The latest update for Hyundai’s Blue Link mobile vehicle management app fixes a couple of vulnerabilities that could have let a remote attacker track, unlock and start a car paired with the software. Versions affected by the issues are 3.9.4 and 3.9.5, which included a log transmission feature.

Remote services offered through the Blue Link app are subscription-based, and include door locking and unlocking, engine start and stop, car finder, stolen vehicle recovery, slowdown and immobilization, and tracking of the car in and out of a specified region, among others. The app also comes in a smartwatch version that supports most of these features.

Security researchers discovered that Blue Link sent the information collected from the car to a never-changing IP address over the insecure HTTP protocol. This data was encrypted before passing it on, but the app stored the decoding key, which could not be changed. Independent researchers William Hatzer and Arjun Kumar discovered the issues and worked with Rapid7 to disclose them responsibly to Hyundai.

An attacker could intercept the log forwarded by the mobile software to the server if the communication passed through an insecure WiFi connection, or via a man-in-the-middle attack – taking the role of the router used to communicate between the two endpoints. The details obtained could be used to locate the targeted vehicle, unlock its doors and start its engine.

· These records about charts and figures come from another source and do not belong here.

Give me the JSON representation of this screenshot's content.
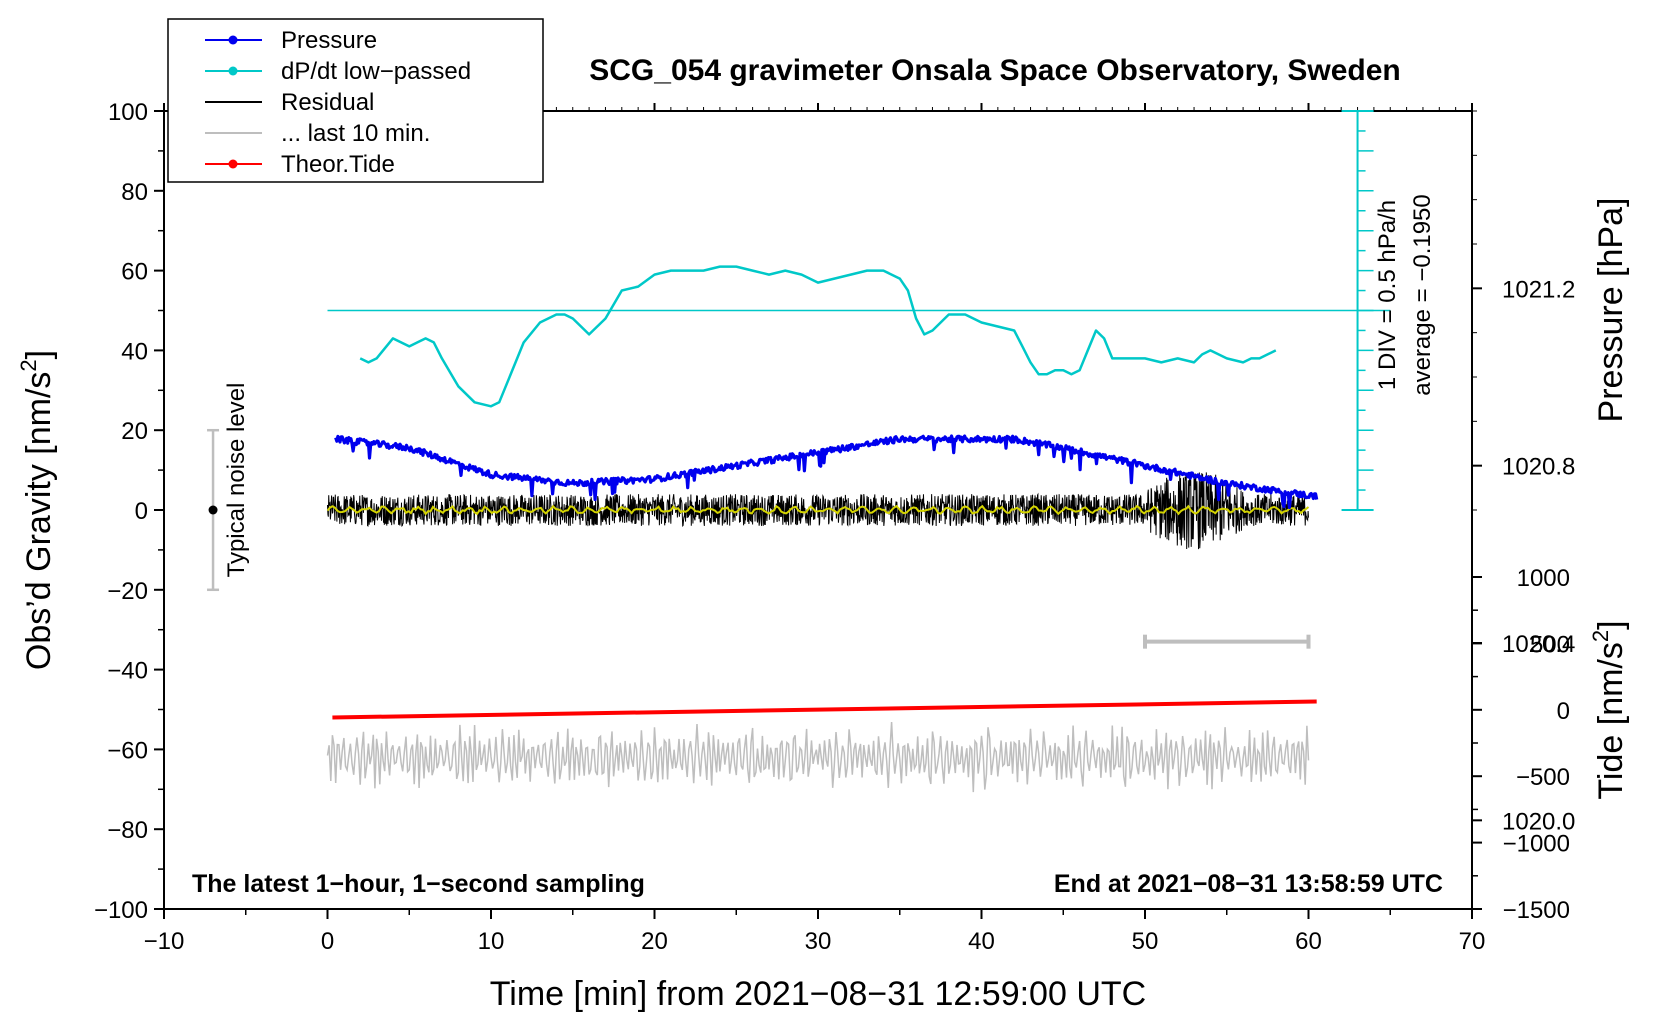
{
  "chart_data": {
    "type": "line",
    "title": "SCG_054 gravimeter Onsala Space Observatory, Sweden",
    "xlabel": "Time [min] from 2021−08−31 12:59:00 UTC",
    "ylabel_left": "Obs’d Gravity [nm/s2]",
    "ylabel_left_main": "Obs’d Gravity [nm/s",
    "ylabel_left_sup": "2",
    "ylabel_left_end": "]",
    "ylabel_right_top": "Pressure [hPa]",
    "ylabel_right_bottom": "Tide [nm/s2]",
    "ylabel_right_bottom_main": "Tide [nm/s",
    "ylabel_right_bottom_sup": "2",
    "ylabel_right_bottom_end": "]",
    "xlim": [
      -10,
      70
    ],
    "ylim": [
      -100,
      100
    ],
    "x_ticks": [
      "−10",
      "0",
      "10",
      "20",
      "30",
      "40",
      "50",
      "60",
      "70"
    ],
    "x_tick_values": [
      -10,
      0,
      10,
      20,
      30,
      40,
      50,
      60,
      70
    ],
    "y_ticks": [
      "100",
      "80",
      "60",
      "40",
      "20",
      "0",
      "−20",
      "−40",
      "−60",
      "−80",
      "−100"
    ],
    "y_tick_values": [
      100,
      80,
      60,
      40,
      20,
      0,
      -20,
      -40,
      -60,
      -80,
      -100
    ],
    "pressure_axis": {
      "ticks": [
        "1021.2",
        "1020.8",
        "1020.4",
        "1020.0"
      ],
      "values": [
        1021.2,
        1020.8,
        1020.4,
        1020.0
      ],
      "range_hpa": [
        1019.8,
        1021.6
      ]
    },
    "tide_axis": {
      "ticks": [
        "1000",
        "500",
        "0",
        "−500",
        "−1000",
        "−1500"
      ],
      "values": [
        1000,
        500,
        0,
        -500,
        -1000,
        -1500
      ],
      "range": [
        -1500,
        1000
      ]
    },
    "legend": [
      {
        "label": "Pressure",
        "color": "#0000ee",
        "marker": true
      },
      {
        "label": "dP/dt low−passed",
        "color": "#00c8c8",
        "marker": true
      },
      {
        "label": "Residual",
        "color": "#000000",
        "marker": false
      },
      {
        "label": "... last 10 min.",
        "color": "#bebebe",
        "marker": false
      },
      {
        "label": "Theor.Tide",
        "color": "#ff0000",
        "marker": true
      }
    ],
    "annotations": {
      "noise_label": "Typical noise level",
      "noise_range": [
        -20,
        20
      ],
      "noise_x": -7,
      "scale_div": "1 DIV = 0.5 hPa/h",
      "scale_avg": "average = −0.1950",
      "scale_x": 63,
      "scale_range": [
        0,
        100
      ],
      "scale_baseline": 50,
      "footer_left": "The latest 1−hour, 1−second sampling",
      "footer_right": "End at 2021−08−31 13:58:59 UTC",
      "last10_bar_x": [
        50,
        60
      ],
      "last10_bar_y": -33
    },
    "series": [
      {
        "name": "Pressure",
        "color": "#0000ee",
        "unit": "hPa",
        "x": [
          0.5,
          5,
          10,
          15,
          20,
          25,
          30,
          35,
          40,
          42,
          45,
          50,
          55,
          60.5
        ],
        "y": [
          1020.86,
          1020.84,
          1020.78,
          1020.76,
          1020.77,
          1020.8,
          1020.83,
          1020.86,
          1020.86,
          1020.86,
          1020.84,
          1020.8,
          1020.76,
          1020.73
        ]
      },
      {
        "name": "dP/dt low−passed",
        "color": "#00c8c8",
        "unit": "nm/s2 equiv",
        "x": [
          2,
          2.5,
          3,
          4,
          5,
          5.5,
          6,
          6.5,
          7,
          8,
          9,
          10,
          10.5,
          11,
          12,
          13,
          14,
          14.5,
          15,
          16,
          17,
          18,
          19,
          20,
          21,
          22,
          23,
          24,
          25,
          26,
          27,
          28,
          29,
          30,
          31,
          32,
          33,
          34,
          35,
          35.5,
          36,
          36.5,
          37,
          38,
          38.5,
          39,
          40,
          41,
          42,
          42.5,
          43,
          43.5,
          44,
          44.5,
          45,
          45.5,
          46,
          46.5,
          47,
          47.5,
          48,
          49,
          50,
          51,
          52,
          53,
          53.5,
          54,
          55,
          56,
          56.5,
          57,
          57.5,
          58
        ],
        "y": [
          38,
          37,
          38,
          43,
          41,
          42,
          43,
          42,
          38,
          31,
          27,
          26,
          27,
          32,
          42,
          47,
          49,
          49,
          48,
          44,
          48,
          55,
          56,
          59,
          60,
          60,
          60,
          61,
          61,
          60,
          59,
          60,
          59,
          57,
          58,
          59,
          60,
          60,
          58,
          55,
          48,
          44,
          45,
          49,
          49,
          49,
          47,
          46,
          45,
          41,
          37,
          34,
          34,
          35,
          35,
          34,
          35,
          40,
          45,
          43,
          38,
          38,
          38,
          37,
          38,
          37,
          39,
          40,
          38,
          37,
          38,
          38,
          39,
          40
        ]
      },
      {
        "name": "Residual",
        "color": "#000000",
        "x_range": [
          0,
          60
        ],
        "mean": 0,
        "noise_amp": 4,
        "burst_x": [
          50,
          56
        ],
        "burst_amp": 10
      },
      {
        "name": "Residual smoothed",
        "color": "#d4d400",
        "x_range": [
          0,
          60
        ],
        "mean": 0
      },
      {
        "name": "... last 10 min.",
        "color": "#bebebe",
        "x_range": [
          0,
          60
        ],
        "center": -62,
        "amp": 8
      },
      {
        "name": "Theor.Tide",
        "color": "#ff0000",
        "unit": "nm/s2",
        "x": [
          0.3,
          60.5
        ],
        "y": [
          -52,
          -48
        ]
      }
    ]
  }
}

A large attack would be close to impossible, though: it would entail either a physical compromise of the local network or gaining “a privileged position on the network path from the app user to the vendor’s service instance,” the researchers said in the Rapid7 advisory.

Hyundai has removed the problematic log transmission feature in the newest release of Blue Link (3.9.6), available to users since March 6. Researchers allowed more than a month to pass before disclosing the issues so that the update could reach many, if not all, users. The company is not aware of any customers affected by someone taking advantage of these vulnerabilities.